Renacimiento de Dragones

Capitulo 60

El sol surgió por el horizonte como una herida abierta, tiñendo de un rojo violento la nieve manchada de sangre en el patio de la Fortaleza de Piedra. El ataque de los Segadores de la Niebla había sido repelido, pero el precio de la victoria flotaba en el aire frío junto al humo de las antorchas extinguidas.

Meilyr permanecía en el centro del patio, con la armadura abollada y su espada goteando todavía una mezcla de sangre y sombras. Sus pulmones ardían por el esfuerzo de la batalla, pero su mente estaba en otro lugar. Sus ojos, enrojecidos por la vigilia y la furia, escaneaban cada rincón, cada sombra bajo las almenas.

—¡Delayna! —su grito, ronco y desesperado, rebotó en los muros de piedra sin obtener respuesta.

Morana se acercó a él, temblando bajo una manta. Tenía el rostro pálido y los ojos hinchados de tanto llorar. La guardia de la fortaleza recorría las estancias, apartando escombros y cuerpos de asesinos, pero el silencio que venía de los aposentos de la niña era ensordecedor.

—Hemos buscado en las cocinas, en los establos y en las bodegas, mi señor —informó el capitán de la guardia, bajando la cabeza en señal de derrota—. No hay rastro de la pequeña ni de la criatura.

Meilyr sintió que el mundo se tambaleaba. Caminó hacia la habitación de su hermana, pasando por encima de la puerta astillada. El nido de mantas estaba vacío; solo quedaban unos fragmentos de cáscara rosada y el cántaro roto de la noche anterior. La ausencia de Delayna dolía más que cualquier herida de combate.

—¡Tenías que protegerla! —rugió Meilyr, girándose hacia sus hombres con una desesperación que bordeaba la locura—. ¡Era una niña! ¡Una niña contra los monstruos de Nera!

Fue Morana quien encontró la pista.
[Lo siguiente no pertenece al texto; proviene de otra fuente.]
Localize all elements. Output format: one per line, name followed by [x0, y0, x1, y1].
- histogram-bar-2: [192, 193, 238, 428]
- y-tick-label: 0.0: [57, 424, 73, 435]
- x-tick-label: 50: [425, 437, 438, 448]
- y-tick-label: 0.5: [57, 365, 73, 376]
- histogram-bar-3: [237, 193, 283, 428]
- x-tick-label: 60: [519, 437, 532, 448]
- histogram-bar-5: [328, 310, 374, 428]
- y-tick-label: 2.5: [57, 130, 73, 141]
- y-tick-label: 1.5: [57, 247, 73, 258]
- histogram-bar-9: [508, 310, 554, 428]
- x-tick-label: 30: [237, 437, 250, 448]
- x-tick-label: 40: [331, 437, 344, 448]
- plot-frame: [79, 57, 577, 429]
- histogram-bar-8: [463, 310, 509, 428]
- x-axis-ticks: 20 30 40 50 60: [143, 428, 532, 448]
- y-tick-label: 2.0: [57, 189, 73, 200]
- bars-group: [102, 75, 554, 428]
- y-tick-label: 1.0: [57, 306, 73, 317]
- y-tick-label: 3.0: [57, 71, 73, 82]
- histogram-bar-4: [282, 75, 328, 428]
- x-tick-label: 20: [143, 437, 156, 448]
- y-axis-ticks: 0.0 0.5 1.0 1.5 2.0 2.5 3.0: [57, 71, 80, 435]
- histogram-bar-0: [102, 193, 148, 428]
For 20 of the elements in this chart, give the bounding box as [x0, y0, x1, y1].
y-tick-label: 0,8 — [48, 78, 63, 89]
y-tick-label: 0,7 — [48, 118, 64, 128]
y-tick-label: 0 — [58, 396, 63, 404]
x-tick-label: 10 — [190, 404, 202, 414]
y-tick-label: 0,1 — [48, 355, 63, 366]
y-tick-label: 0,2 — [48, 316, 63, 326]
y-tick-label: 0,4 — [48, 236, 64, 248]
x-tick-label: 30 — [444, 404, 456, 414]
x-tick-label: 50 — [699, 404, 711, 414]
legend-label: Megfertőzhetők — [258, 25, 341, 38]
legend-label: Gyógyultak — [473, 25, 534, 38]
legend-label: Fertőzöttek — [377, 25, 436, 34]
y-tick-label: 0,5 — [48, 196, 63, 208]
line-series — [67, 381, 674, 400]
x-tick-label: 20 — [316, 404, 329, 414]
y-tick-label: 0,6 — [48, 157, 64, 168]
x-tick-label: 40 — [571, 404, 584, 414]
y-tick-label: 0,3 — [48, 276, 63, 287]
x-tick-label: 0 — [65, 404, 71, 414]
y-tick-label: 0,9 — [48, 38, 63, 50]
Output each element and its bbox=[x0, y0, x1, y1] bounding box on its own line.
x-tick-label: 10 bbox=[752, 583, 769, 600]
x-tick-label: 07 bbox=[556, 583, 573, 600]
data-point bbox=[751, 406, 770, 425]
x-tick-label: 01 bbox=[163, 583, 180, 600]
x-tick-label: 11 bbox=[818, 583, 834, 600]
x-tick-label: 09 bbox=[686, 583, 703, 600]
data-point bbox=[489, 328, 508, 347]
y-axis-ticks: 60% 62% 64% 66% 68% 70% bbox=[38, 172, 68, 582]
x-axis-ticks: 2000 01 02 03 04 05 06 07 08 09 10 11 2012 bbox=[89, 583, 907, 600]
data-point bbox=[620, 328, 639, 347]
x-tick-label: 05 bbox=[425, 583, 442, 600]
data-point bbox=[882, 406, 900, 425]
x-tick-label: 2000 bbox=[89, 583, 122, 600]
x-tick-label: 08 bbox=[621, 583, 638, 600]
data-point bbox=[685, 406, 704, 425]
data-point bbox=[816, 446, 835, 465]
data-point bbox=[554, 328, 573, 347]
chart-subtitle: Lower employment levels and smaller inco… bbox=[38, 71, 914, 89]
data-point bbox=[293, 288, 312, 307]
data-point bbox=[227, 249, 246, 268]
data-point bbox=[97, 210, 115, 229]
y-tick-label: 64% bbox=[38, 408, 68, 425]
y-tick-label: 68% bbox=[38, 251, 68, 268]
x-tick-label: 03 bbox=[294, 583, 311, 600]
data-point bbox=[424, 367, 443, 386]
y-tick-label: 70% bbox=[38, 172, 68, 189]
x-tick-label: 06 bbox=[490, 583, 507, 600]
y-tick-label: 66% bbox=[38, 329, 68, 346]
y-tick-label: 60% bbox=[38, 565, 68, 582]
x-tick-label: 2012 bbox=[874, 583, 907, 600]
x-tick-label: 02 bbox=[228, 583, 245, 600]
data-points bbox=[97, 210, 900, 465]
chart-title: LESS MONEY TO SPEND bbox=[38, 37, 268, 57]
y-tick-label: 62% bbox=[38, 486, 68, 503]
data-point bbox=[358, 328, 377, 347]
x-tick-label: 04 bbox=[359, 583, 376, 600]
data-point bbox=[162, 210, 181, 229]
Señaló hacia la poterna que daba a los muelles, cuya puerta batía pesadamente contra la piedra por el viento marino. Meilyr corrió hacia allí, bajando los escalones de tres en tres hasta llegar a la orilla del agua.

Allí, en el muelle de madera, las marcas de arrastre eran evidentes. Faltaba uno de los botes de remos.

Meilyr se desplomó de rodillas sobre la madera húmeda, mirando hacia la inmensidad del mar. La bruma del amanecer era tan densa que no permitía ver más allá de unos pocos metros. El océano se había tragado a su hermana pequeña, empujada por el miedo a los asesinos y por las crueles palabras que su padre le había lanzado antes de partir.

—Se ha ido, Meilyr —susurró Morana a sus espaldas, con la voz rota—. Huyó del fuego para perderse en el agua.

Meilyr cerró los puños hasta que sus uñas se clavaron en sus palmas. El dolor por la pérdida de Delayna se transformó en algo más duro, algo que ya no era humano. Se puso de pie lentamente, con la mirada fija en el sur, hacia donde Lancel cabalgaba por una mentira y Nera reía en su trono.

—Lancel la expulsó con su odio —dijo Meilyr, y su voz era un témpano de hielo—. Y Nera envió a los verdugos. Ambos han matado a Delayna.

Se giró hacia el capitán, quien aguardaba órdenes.

—No esperaremos a que el mar nos la devuelva. Si Delayna ha muerto, Nothain arderá hasta los cimientos. Preparen los caballos y las provisiones. No marchamos a recuperar una corona... marchamos a cobrar una deuda de sangre que ni mil reinas podrán pagar.

Mientras Meilyr comenzaba los preparativos para la marcha más amarga de su vida, lejos de allí, en la deriva del océano, el pequeño bote seguía su curso solitario, llevando consigo el último rastro de esperanza de una dinastía que se negaba a morir.